Michael J. Swart

March 3, 2009

Limitations on HASHBYTES, BINARY_CHECKSUM and CHECKSUM

Filed under: Technical Articles — Michael J. Swart @ 10:34 am

Not too long ago, I wrote an article on the aggregate function CHECKSUM_AGGREGATE. This function works very well in conjunction with CHECKSUM or BINARY_CHECKSUM.

When evaluating the functions HASHBYTES, BINARY_CHECKSUM and CHECKSUM, I discovered a few limitations that were useful to know when deciding on a solution.

The most obvious limitation to these checksum functions is well documented in Books on-line. For example, the documentation for BINARY_CHECKSUM says that BINARY_CHECKSUM(*) return different values for most but not all changes to a row.

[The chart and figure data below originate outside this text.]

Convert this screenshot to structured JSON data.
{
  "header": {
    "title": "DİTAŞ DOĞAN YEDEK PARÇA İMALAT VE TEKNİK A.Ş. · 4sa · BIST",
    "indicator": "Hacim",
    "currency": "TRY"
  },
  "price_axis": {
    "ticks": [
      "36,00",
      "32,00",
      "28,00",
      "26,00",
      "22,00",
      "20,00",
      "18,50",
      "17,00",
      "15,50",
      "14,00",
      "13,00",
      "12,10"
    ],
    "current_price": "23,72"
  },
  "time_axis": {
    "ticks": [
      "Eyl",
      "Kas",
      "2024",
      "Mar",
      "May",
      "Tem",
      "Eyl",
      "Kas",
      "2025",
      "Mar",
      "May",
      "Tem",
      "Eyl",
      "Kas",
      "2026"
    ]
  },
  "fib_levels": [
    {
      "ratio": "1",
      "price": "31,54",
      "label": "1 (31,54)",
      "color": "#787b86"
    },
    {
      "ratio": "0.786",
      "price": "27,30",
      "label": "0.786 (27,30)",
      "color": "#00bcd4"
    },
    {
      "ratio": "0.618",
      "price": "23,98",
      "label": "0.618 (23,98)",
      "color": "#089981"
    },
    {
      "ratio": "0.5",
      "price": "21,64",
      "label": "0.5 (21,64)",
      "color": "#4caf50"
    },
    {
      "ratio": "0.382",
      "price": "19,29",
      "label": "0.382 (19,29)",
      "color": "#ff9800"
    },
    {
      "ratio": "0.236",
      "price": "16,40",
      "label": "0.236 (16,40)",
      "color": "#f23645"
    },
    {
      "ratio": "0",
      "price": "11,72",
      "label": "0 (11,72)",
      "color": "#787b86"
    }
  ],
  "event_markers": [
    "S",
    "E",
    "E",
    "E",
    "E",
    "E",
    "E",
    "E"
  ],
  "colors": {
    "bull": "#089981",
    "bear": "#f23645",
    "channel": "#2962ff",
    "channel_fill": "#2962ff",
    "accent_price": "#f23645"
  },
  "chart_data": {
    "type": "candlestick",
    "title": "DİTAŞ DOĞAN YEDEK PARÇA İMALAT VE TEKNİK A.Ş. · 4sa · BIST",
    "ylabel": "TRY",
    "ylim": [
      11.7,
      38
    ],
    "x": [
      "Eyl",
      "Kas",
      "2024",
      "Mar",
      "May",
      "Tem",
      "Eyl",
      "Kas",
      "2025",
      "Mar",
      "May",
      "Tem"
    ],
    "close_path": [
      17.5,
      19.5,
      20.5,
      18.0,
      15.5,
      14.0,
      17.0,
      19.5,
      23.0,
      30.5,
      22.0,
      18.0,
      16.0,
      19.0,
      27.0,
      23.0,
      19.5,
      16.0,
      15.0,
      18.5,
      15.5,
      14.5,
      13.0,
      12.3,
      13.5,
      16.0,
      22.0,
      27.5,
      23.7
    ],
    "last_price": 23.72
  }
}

The documentation says that these functions don’t support non-comparable database types such as text, ntext, image, cursor, and xml. What’s interesting is that NVARCHAR(max) columns are supported, but I discovered some interesting limitations using a script similar to the following:

WITH numbers AS
(
   ...
)
SELECT num, CHECKSUM(REPLICATE(N'a', num))
FROM numbers
WHERE num < 5000

Here’s what I discovered:

BINARY_CHECKSUM(@longString)
This works, but only up to 255 n-characters (0xff n-characters). This was the most surprising result. 255 seems awfully short. I’ll have to doublecheck my tests and then I plan to create a microsoft.connect suggestion that BINARY_CHECKSUM supports longer strings.

CHECKSUM(@longString)
CHECKSUM also works but it truncates strings to 4000 n-characters. Update Mar. 6, 2008: As it turns out, CHECKSUM doesn’t truncate strings, it’s the REPLICATE function that truncates strings to 8000 bytes!

HASHBYTES(@longString)
I tested this with ‘MD5’. HASHBYTES works as expected except that like CHECKSUM, it truncates characters to 4000 n-chars before applying the function. Update Mar. 6, 2008: HASHBYTES doesn’t truncate strings to 8000 bytes, but it does raise an error if the string exceeds that length. The error is String or binary data would be truncated.

It looks like for 2008, Books On-Line has added a remarks section to HASHBYTES. The remarks explain that the input is limited to 8000 bytes. It also turns out that there is a microsoft.connect issue (issue 273429) that suggests that HASHBYTES should support longer strings. This issue has a few workarounds that get around the limitations. It’s one of the few issues on Microsoft.Connect that actually contain useful information in the workaround section. It’s good to see.

So there you are. I’m confident that the existing behaviour is good enough for most uses. But it would be dangerous to recommend solutions based on these functions ithout understanding the limitations of the procedures.